US Marines take four days to reveal an aircraft part fell from an Osprey

March 17, 2015 Ryukyu Shimpo

On March 16, the Okinawa Defense Bureau revealed to the Ryukyu Shimpo that an aluminum part of an MV-22 Osprey aircraft belonging to the U.S. Marine Corps Air Station Futenma had fallen. No injury has been reported. After the aircraft battled fires near range 7 in Camp Hansen from 12 p.m. to 3:10 p.m. on March 12, it returned to Futenma Air Base in Ginowan. The part fell during that period. The Okinawa Defense Bureau received a report from U.S. forces in Japan on March 16, four days after the accident. Marine Corps has not halted operation of the Osprey, which continues to fly.

The Okinawa Prefectural Government (OPG), Ginowan City and Onna Village received a report on the incident from the defense bureau. However, the report did not provide information on what part of the aircraft fell and where it landed.

According to the bureau, the fallen aluminum part is an about 20.3 centimeters long and 7.6 centimeters wide, weighing about 164 grams. As of 9 p.m. on March 16, the U.S. Marines had not replied to a question from the Ryukyu Shimpo regarding which part of the aircraft the fallen object belonged to and why they delayed reporting it for four days to the Japanese side.

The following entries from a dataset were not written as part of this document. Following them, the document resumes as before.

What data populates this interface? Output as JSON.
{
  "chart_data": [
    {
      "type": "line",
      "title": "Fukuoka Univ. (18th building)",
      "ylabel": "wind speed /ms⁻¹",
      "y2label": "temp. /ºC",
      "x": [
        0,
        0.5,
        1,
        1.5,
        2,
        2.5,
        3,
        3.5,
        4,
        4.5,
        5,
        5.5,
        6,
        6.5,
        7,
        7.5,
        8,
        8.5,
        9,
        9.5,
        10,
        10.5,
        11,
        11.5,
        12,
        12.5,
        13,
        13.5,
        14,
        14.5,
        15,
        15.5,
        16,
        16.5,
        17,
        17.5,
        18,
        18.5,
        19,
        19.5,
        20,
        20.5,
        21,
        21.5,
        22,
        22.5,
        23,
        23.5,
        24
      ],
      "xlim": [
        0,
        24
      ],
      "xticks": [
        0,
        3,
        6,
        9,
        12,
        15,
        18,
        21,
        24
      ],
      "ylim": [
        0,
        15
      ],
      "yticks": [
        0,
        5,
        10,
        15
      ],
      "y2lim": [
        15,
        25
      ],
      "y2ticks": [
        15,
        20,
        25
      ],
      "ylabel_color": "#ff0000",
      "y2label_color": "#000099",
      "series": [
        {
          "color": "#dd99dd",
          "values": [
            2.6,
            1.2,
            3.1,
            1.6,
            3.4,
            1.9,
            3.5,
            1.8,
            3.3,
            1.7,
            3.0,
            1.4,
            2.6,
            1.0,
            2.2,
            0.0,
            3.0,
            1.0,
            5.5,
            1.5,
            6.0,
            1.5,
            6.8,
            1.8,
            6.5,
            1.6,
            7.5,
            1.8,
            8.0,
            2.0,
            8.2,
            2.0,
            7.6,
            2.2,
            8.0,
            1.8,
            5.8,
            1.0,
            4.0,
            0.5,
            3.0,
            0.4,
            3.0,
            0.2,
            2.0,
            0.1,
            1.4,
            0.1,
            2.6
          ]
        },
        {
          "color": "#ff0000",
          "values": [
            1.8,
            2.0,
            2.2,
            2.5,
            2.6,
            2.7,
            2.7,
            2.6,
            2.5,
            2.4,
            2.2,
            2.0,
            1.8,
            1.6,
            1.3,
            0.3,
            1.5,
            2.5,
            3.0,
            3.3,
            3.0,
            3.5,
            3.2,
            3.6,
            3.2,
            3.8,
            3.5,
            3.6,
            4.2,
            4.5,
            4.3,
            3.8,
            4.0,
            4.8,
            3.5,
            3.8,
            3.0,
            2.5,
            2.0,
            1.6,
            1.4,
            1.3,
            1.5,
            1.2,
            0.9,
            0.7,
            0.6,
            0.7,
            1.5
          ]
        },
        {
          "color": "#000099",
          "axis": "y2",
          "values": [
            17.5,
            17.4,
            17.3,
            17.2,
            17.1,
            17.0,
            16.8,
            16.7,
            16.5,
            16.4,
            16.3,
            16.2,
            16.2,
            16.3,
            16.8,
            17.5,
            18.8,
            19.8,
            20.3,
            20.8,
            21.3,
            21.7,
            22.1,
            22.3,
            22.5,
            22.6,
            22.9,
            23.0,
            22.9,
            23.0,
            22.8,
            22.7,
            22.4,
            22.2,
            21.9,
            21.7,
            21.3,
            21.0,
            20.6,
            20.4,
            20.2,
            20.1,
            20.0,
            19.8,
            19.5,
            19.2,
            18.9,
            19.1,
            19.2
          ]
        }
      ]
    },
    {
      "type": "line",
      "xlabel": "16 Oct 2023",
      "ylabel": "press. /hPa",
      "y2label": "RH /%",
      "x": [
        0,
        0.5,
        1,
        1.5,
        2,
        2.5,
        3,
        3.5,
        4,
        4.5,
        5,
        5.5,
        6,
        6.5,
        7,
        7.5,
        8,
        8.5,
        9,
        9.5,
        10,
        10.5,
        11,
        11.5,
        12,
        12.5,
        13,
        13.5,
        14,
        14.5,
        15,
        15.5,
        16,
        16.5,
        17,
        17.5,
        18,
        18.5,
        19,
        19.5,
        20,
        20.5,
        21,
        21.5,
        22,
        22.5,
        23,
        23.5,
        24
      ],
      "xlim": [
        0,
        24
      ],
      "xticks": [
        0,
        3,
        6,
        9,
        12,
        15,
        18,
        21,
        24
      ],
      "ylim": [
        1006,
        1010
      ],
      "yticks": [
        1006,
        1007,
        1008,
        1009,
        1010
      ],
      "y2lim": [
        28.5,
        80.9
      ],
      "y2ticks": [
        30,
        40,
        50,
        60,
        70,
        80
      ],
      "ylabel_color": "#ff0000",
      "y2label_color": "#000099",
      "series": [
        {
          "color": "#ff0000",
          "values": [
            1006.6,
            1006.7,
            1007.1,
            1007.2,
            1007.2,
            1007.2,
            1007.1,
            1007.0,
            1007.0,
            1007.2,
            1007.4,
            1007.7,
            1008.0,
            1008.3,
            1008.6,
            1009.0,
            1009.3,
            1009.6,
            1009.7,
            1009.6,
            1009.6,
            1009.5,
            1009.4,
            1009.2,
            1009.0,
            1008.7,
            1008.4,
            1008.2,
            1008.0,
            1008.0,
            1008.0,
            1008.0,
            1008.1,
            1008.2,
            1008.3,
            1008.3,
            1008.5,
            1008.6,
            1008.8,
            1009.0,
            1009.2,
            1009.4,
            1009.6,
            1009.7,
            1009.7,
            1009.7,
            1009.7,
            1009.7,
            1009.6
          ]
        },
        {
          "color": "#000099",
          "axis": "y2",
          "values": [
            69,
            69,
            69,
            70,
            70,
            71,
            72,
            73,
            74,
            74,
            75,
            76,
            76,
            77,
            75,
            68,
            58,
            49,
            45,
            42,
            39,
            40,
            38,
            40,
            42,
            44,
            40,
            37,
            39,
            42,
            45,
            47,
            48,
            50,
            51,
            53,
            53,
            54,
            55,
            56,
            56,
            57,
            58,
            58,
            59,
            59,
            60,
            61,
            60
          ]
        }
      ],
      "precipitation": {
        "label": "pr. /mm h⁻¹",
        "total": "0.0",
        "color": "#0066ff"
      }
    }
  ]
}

There have been other similar incidents involving U.S. military aircraft. This January, parts of a U.S. Marine AH- attack helicopter belonging to the Futenma base fell during flight in training airspace near Irisuna Island, Tonaki. The parts weighed more than about 200 kilograms, including hellfire missile launchers. An F-15 fighter belonging to U.S. Air Force Kadena Air Base lost its distal portion, weighing 5.4 kg, from the left of the vertical stabilizers during flight on February 4. A metallic component weighing about 227 kg dropped from a Lockheed P-3 Orion aircraft belonging to U.S.Navy Kadena Air Base.

In February 2013, a full bottle of water fell from an Osprey aircraft belonging to the Futenma base during a flight near the base. In June 2014, a metal part of an MV-22 Osprey aircraft belonging to the base fell.

On March 16, the OPG asked the U.S. military to ensure they would take steps to report accidents swiftly, prevent recurrence and be more thorough in safety management. An OPG spokesperson said, “It is really a shame the parts of military aircraft have continued to fall, which could have possibly caused serious accidents.”

On the same day, a Ginowan City spokesperson said, “It is really a shame the incident happened. The fallen parts could have possibly led to serious injuries.” The city asked the defense bureau to prevent recurrence of such incidents and ascertain the cause of the accident.